Good Golly, Miss Molly

Molly Ringwald discusses her new ABC Family series, her daughter's gay godfather, her obsession with eBay, and why Andie could never have ended up with Duckie

BY Dan Avery

June 24 2008 11:00 PM ET

In the 1980s, Molly Ringwald wasn't so much a gay icon as she was a gay surrogate, taking on the roles we often saw ourselves in: the prissy prude (The Breakfast Club), the fifth wheel of the family (Sixteen Candles), the lonely outsider with the curious fashion sense (Pretty in Pink). Living alternately in Paris, London and New York since the '90s, Ringwald, 40, has returned to Hollywood—and the small screen—as with-it mom Anne Juergens in ABC Family's groundbreaking new teen drama, The Secret Life of the American Teenager. And while she's transitioned from a Brat Pack poster girl to a working actor and blissfully contented mom, she proves that redheads, not blonds, have more fun. 

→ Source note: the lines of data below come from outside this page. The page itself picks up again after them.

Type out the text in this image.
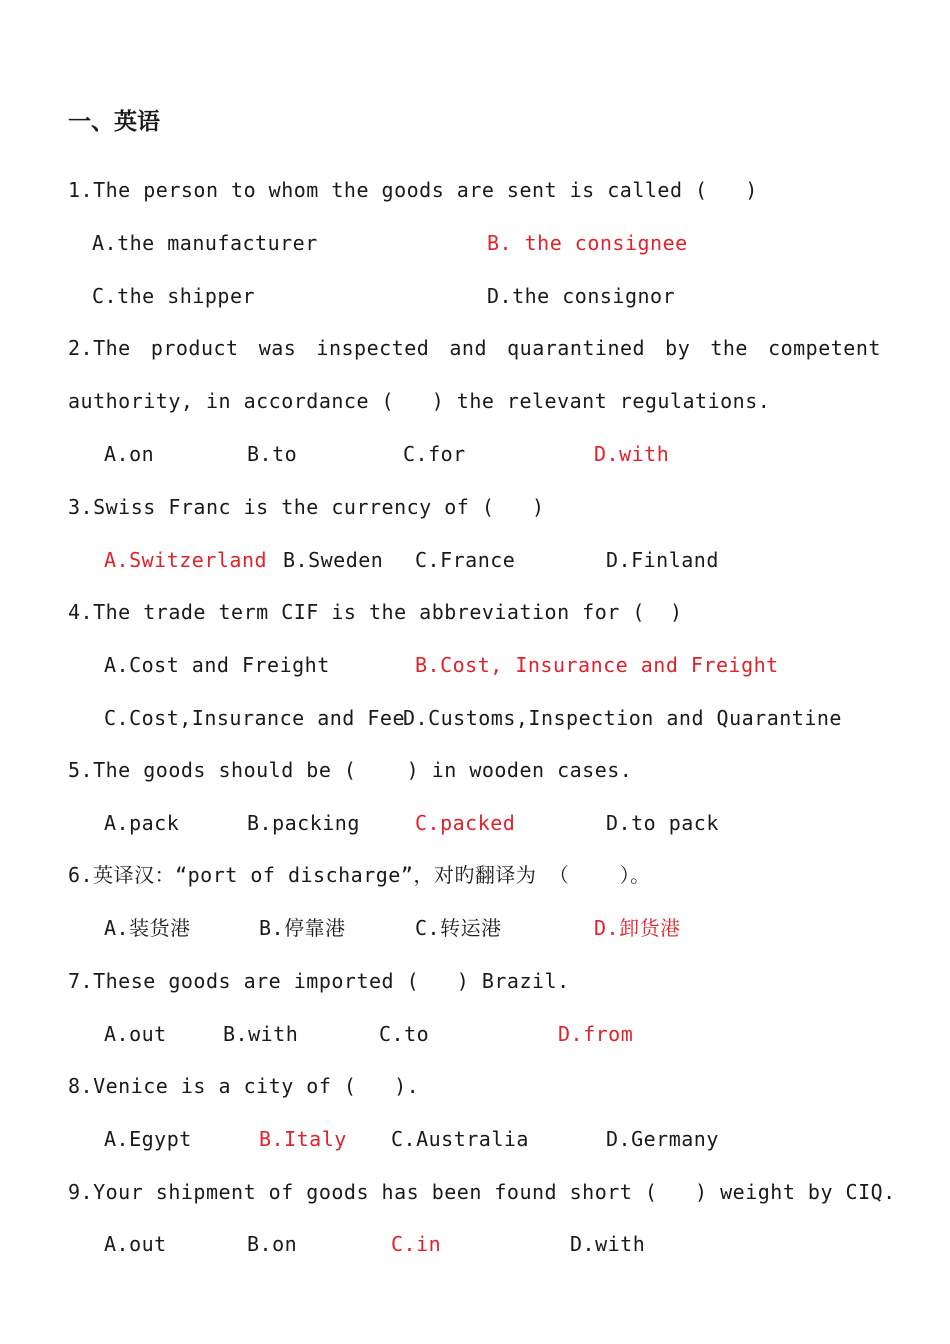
一、英语
1.The person to whom the goods are sent is called (   )
A.the manufacturer	B. the consignee
C.the shipper	D.the consignor
2.The product was inspected and quarantined by the competent
authority, in accordance (   ) the relevant regulations.
A.on	B.to	C.for	D.with
3.Swiss Franc is the currency of (   )
A.Switzerland B.Sweden C.France	D.Finland
4.The trade term CIF is the abbreviation for (  )
A.Cost and Freight	B.Cost, Insurance and Freight
C.Cost,Insurance and Fee
D.Customs,Inspection and Quarantine
5.The goods should be (    ) in wooden cases.
A.pack	B.packing	C.packed	D.to pack
6.英译汉：“port of discharge”，对旳翻译为 （    ）。
A.装货港	B.停靠港	C.转运港	D.卸货港
7.These goods are imported (   ) Brazil.
A.out	B.with	C.to	D.from
8.Venice is a city of (   ).
A.Egypt	B.Italy C.Australia	D.Germany
9.Your shipment of goods has been found short (   ) weight by CIQ.
A.out	B.on	C.in	D.with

ABC has been pushing the envelop with Greek, but The Secret Life of the American Teenager is kind of a big step forward, don't you think? Well, my character, Anne, is the mother of two teenage kids at a Midwestern high school. And in the first episode we find out that Amy, my 15-year-old, is pregnant. But there's really a lot of different stories going on. That's just the one that sort of launches the show. 

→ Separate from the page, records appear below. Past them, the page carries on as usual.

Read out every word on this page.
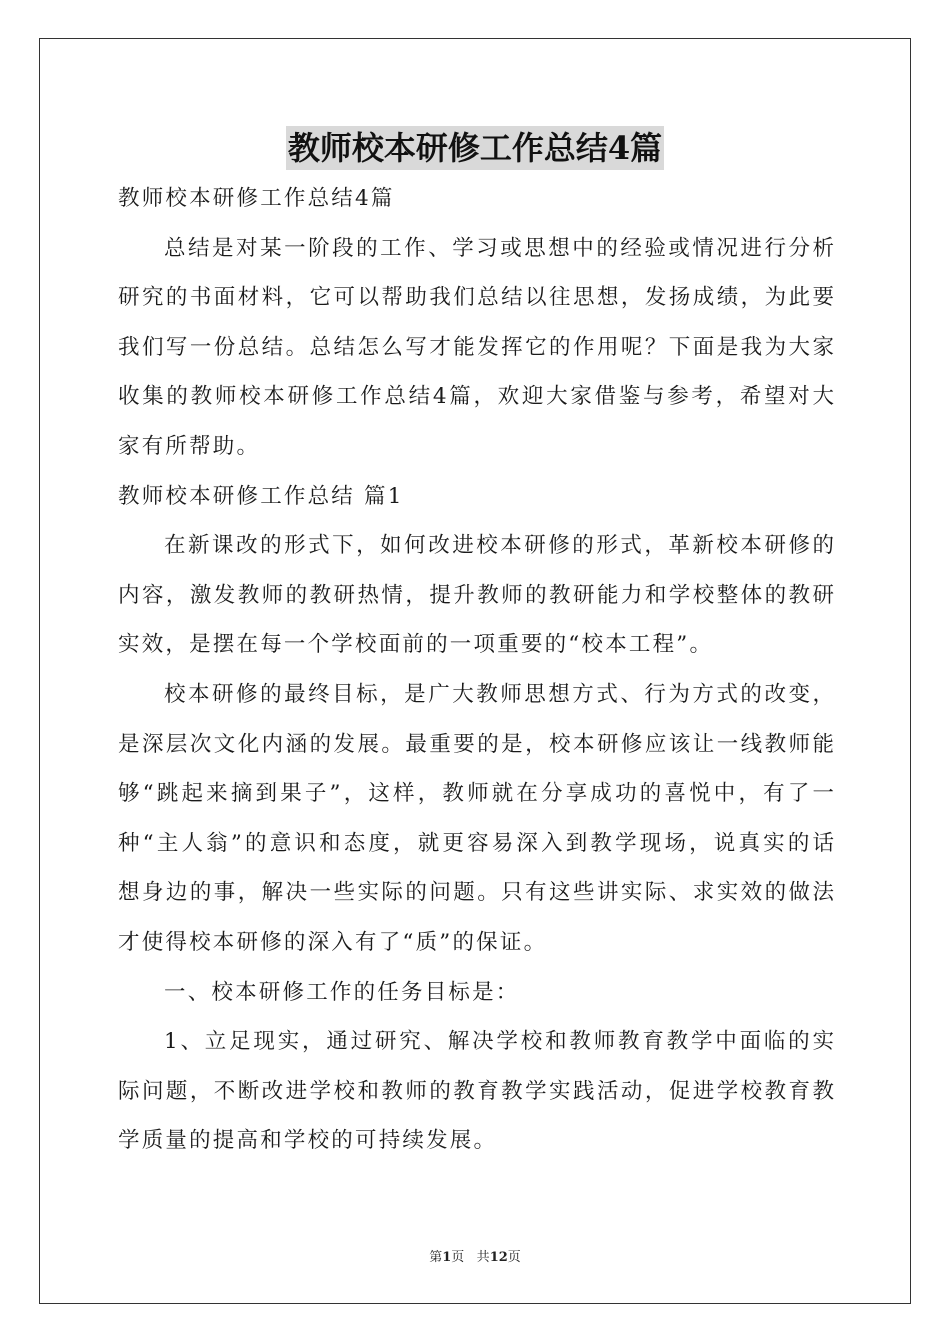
教师校本研修工作总结4篇
教师校本研修工作总结4篇
总结是对某一阶段的工作、学习或思想中的经验或情况进行分析
研究的书面材料，它可以帮助我们总结以往思想，发扬成绩，为此要
我们写一份总结。总结怎么写才能发挥它的作用呢？下面是我为大家
收集的教师校本研修工作总结4篇，欢迎大家借鉴与参考，希望对大
家有所帮助。
教师校本研修工作总结 篇1
在新课改的形式下，如何改进校本研修的形式，革新校本研修的
内容，激发教师的教研热情，提升教师的教研能力和学校整体的教研
实效，是摆在每一个学校面前的一项重要的“校本工程”。
校本研修的最终目标，是广大教师思想方式、行为方式的改变，
是深层次文化内涵的发展。最重要的是，校本研修应该让一线教师能
够“跳起来摘到果子”，这样，教师就在分享成功的喜悦中，有了一
种“主人翁”的意识和态度，就更容易深入到教学现场，说真实的话
想身边的事，解决一些实际的问题。只有这些讲实际、求实效的做法
才使得校本研修的深入有了“质”的保证。
一、校本研修工作的任务目标是：
1、立足现实，通过研究、解决学校和教师教育教学中面临的实
际问题，不断改进学校和教师的教育教学实践活动，促进学校教育教
学质量的提高和学校的可持续发展。
第1页 共12页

What's your take on Anne? What I like about her is that she’s still finding herself. She’s not June Cleaver or Clair Huxtable. She got married young, when she was pregnant herself, and she finds out her husband is cheating on her. So while she’s trying to be there for her daughter, she’s also grappling with the choices she made in her own life. I think she’s going to be changing and growing a lot. 

Molly Ringwald x395 (abc family) | Advocate.comA scene from The Secret Life of the American Teenager

Has public opinion about teen pregnancy changed since you played a 17-year-old mom in For Keeps? I think it’s still a very big deal. Amy is 15, and there’s a world of difference in those two years. 

But it seems like Hollywood treats the subject a lot lighter than it used to. I mean, Juno was a comedy. I think its more something we talk about now, rather than try to sweep under the carpet, but teen sexuality is still a hot-button issue. The show was originally going to be called The Sex Life of the American Teenager, but it was changed.